There is no Samoan Party, Indian Party or Irish party, so why have one for Maori? Of course it probably wouldn’t exist but for the seven separate parliamentary seats set aside for the group. This situation is in reality racist, undemocratic and in breach of the United Nations Declaration of Human Rights. It is racist because it discriminates against non-Maori ethnic groups who have no special rights of representation in parliament. It is undemocratic because our political system should be based on equality for all New Zealanders. And it is in breach of the UN Declaration because Article 1 states All human beings are born free and equal in dignity and rights, and Article 21 says The will of the people shall be the basis of the authority of government; this will shall be expressed in periodic and genuine elections which shall be by universal and equal suffrage …
Another undemocratic feature in the present political landscape is that people with some Maori blood can be on the general or Maori roll, special treatment afforded to no other group.

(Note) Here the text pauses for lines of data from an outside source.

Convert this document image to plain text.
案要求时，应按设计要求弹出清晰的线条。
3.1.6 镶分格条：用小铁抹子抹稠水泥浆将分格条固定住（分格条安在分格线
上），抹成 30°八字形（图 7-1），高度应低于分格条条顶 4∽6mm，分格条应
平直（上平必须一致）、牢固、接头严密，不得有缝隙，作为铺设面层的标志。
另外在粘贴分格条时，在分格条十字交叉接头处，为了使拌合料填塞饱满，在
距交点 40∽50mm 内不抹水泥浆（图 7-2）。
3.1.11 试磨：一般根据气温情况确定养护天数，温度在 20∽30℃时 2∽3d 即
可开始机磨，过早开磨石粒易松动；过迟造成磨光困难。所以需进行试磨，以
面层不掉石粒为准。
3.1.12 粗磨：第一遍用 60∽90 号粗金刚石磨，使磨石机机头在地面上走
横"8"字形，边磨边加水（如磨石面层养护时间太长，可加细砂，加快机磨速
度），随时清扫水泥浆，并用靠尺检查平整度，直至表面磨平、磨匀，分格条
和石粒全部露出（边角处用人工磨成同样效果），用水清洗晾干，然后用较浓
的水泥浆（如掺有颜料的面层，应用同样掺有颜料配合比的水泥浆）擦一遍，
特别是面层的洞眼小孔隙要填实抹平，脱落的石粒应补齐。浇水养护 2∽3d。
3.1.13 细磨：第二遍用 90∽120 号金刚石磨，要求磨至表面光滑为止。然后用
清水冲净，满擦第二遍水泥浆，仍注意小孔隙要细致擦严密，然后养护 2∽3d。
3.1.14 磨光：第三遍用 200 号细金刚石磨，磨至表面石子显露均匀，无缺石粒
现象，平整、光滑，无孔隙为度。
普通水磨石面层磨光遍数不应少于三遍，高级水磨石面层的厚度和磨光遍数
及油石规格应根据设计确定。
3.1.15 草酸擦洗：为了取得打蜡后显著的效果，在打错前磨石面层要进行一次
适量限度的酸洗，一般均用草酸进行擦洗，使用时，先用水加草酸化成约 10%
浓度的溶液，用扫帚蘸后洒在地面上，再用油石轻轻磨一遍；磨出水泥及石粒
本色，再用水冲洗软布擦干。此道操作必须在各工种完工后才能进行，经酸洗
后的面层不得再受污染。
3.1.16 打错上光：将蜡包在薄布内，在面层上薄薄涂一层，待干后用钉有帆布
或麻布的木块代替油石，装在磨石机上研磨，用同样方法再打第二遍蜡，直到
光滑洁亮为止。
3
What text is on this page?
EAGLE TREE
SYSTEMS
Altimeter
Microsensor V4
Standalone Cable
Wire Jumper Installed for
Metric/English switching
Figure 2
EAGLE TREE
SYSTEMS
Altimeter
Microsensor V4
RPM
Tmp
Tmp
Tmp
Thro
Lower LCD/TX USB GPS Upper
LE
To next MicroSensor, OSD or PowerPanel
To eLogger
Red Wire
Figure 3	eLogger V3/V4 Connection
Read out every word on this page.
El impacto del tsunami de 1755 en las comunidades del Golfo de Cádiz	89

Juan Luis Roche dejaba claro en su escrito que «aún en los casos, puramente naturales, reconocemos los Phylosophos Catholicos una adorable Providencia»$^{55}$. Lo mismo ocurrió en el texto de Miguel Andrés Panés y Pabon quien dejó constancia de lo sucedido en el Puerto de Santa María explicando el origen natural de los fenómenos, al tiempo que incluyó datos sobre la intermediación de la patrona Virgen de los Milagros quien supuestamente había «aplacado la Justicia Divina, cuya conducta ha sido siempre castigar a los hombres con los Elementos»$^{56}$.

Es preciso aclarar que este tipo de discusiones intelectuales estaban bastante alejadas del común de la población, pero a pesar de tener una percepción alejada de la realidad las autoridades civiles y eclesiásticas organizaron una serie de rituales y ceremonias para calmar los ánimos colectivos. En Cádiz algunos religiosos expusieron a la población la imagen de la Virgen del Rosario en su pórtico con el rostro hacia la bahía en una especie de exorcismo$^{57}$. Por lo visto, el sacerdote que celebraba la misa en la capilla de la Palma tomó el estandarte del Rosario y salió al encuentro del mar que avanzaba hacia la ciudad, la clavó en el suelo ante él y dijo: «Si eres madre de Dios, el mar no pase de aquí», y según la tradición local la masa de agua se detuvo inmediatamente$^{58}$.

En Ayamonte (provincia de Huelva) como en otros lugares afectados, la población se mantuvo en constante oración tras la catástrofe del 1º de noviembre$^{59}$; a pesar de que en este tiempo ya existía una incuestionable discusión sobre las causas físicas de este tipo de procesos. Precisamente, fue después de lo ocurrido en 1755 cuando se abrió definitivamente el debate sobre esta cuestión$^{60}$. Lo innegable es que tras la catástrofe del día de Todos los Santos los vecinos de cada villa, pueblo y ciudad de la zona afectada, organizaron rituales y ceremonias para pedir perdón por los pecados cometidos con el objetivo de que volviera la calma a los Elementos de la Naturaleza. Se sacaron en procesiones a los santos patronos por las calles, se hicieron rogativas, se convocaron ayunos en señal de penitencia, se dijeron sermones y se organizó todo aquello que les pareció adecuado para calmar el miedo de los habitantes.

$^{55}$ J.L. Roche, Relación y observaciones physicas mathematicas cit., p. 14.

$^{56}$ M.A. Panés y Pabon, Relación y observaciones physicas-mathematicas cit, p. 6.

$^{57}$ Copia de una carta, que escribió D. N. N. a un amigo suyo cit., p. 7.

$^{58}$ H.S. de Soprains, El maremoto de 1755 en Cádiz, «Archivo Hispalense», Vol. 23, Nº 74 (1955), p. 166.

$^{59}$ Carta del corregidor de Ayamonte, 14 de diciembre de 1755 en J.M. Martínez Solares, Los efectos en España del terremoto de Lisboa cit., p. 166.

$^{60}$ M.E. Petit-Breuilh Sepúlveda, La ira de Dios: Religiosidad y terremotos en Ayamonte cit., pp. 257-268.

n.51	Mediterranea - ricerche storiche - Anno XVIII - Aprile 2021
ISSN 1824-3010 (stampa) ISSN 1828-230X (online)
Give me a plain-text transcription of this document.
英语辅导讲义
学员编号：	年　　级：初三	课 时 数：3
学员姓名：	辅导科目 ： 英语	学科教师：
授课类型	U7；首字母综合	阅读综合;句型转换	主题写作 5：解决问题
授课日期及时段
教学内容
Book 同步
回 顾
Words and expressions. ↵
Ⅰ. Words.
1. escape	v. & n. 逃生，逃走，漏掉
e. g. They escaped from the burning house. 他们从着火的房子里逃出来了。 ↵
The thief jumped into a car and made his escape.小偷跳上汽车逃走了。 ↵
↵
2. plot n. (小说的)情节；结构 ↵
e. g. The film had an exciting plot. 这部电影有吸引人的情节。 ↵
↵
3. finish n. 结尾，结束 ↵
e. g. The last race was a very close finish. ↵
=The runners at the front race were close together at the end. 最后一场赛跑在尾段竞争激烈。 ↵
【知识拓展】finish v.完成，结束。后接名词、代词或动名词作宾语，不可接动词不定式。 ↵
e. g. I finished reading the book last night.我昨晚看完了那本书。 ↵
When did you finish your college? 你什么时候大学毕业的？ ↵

As is well known, all Maori today are in fact part-Maori - Tipene O’Regan for example is one sixteenth Maori and is far more Irish. I have often wondered how they regard their non-Maori ancestors from Ngati Dublin, Ngati Glasgow, Ngati Dubrovnik and Ngati Arty Farty.
Many historians and academics contend that being descended from the country’s original Polynesian immigrants gives today’s part-Maori people special status. However if we delve back into the past, there is significant evidence which shows that Maori are not the indigenous people or mana whenua as is often claimed. As the archaeological digs late last century in the Waipoua Forest and the Poukawa Valley show, backed by iwi oral history and the observations of some early explorers and travellers, there were people here hundreds of years, if not thousands, before the first Polynesians arrived in the 13th century.
For the current Maori Party, however their indigenous claims are not in question and their policies seek to increase their separatist and privileged status. They were the only Party contesting the recent election which campaigned solely for improving the lives and influence of a particular ethnic group. Amongst other things, it seeks for Maori:
- A separate parliament.
- More money from the racist Waitangi Tribunal and for Maori businesses.
- The return of conservation land to whānau, hapū and iwi Māori.
- The guarantee that the seven Maori seats in parliament can never be abolished.
- A Treaty of Waitangi Commissioner to provide oversight of the Crown.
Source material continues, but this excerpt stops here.